Andreas Krieg, a security expert at King’s College London, said Iran remained determined to press its demand for charging fees to use the strait—a position Washington has rejected.
“We are now in a sensitive period where potential alternatives to an Iranian toll or fee system are being explored,” he told AFP. “Iran is sending a clear signal that no alternative will be accepted.”
Markets Feel the Pinch
The geopolitical jitters compounded existing concerns over a tech sector sell-off, as investors questioned stretched valuations and the timeline for profits from massive AI investments.
Seoul’s Kospi index, which had been Asia’s poster child for the recent rally, sank more than one per cent and has now lost over 20 per cent since hitting a record high last month. Samsung shares again took a hit following a rout on Tuesday, despite forecasting a more than 1,800 per cent surge in second-quarter operating profit on the back of strong AI chip demand.
Losses were also recorded in Tokyo, Shanghai, Sydney, Singapore, Wellington and Taipei. However, Hong Kong’s Hang Seng Index bucked the trend, rising more than one per cent.

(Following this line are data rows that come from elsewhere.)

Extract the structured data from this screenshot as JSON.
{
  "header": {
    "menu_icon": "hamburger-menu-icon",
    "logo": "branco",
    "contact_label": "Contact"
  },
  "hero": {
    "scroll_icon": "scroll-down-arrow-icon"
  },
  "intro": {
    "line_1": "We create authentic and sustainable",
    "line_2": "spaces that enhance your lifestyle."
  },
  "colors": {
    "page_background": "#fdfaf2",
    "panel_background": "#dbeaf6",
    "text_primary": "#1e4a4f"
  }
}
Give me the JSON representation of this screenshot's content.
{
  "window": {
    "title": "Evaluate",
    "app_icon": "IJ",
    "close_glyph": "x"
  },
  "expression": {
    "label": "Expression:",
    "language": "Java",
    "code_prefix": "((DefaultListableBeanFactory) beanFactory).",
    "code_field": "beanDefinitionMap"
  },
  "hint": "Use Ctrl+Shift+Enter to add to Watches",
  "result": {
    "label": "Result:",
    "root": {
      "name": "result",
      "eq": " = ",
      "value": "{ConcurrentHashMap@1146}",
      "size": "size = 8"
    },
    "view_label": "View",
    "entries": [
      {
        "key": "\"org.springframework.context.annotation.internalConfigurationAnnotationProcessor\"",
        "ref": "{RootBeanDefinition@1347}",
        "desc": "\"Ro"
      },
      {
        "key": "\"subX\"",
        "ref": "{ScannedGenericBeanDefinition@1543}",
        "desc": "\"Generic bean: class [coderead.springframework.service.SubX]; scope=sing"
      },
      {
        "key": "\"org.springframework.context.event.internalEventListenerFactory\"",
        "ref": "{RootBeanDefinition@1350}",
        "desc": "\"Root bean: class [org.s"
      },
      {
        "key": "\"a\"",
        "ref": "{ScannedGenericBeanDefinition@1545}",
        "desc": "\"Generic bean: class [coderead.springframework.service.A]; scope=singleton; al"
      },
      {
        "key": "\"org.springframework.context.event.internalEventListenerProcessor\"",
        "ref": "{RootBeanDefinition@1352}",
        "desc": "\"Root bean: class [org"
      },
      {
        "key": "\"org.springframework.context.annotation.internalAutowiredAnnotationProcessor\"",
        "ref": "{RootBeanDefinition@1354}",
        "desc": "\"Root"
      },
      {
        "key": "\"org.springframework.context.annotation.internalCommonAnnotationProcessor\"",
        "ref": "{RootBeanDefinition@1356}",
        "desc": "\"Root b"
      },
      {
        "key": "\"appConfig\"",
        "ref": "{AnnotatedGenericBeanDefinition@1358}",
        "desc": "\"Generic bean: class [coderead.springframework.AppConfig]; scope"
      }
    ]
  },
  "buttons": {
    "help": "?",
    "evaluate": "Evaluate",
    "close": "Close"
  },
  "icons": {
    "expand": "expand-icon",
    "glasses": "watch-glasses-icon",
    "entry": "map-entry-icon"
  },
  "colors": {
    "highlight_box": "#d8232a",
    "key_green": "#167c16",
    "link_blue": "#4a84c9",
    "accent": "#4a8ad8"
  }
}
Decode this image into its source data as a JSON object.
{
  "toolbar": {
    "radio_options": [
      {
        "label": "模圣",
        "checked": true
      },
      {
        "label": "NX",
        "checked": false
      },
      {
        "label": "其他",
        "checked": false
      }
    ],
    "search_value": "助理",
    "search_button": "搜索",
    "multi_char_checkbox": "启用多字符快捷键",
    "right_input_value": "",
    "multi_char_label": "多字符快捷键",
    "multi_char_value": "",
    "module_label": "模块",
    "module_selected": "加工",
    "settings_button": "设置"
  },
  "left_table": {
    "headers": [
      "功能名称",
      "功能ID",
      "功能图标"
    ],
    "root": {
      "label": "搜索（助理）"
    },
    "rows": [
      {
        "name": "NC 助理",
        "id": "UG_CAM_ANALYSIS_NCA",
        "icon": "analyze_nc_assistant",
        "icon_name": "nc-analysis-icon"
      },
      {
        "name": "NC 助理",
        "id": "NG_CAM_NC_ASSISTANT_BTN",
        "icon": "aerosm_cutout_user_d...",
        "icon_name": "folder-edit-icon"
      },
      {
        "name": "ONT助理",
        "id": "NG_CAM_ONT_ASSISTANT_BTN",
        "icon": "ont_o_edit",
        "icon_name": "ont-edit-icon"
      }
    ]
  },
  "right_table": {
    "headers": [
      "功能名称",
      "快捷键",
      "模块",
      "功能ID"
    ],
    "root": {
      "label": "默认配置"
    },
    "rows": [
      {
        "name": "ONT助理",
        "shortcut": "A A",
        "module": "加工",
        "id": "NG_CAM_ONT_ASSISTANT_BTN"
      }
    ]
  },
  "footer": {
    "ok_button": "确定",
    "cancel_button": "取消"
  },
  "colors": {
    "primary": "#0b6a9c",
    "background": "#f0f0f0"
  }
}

“After AI and tech sentiment had dominated market moves over the last couple of weeks, investors are now forced to move back to focusing on geopolitical tensions,” said Nick Twidale of AT Global Markets. “And this should dominate market sentiment, especially if we see a further escalation in the coming sessions.”
The dollar strengthened against its peers as the prospect of another hit to oil supplies fuelled concerns that inflation could remain elevated, potentially putting pressure on the Federal Reserve to hike interest rates.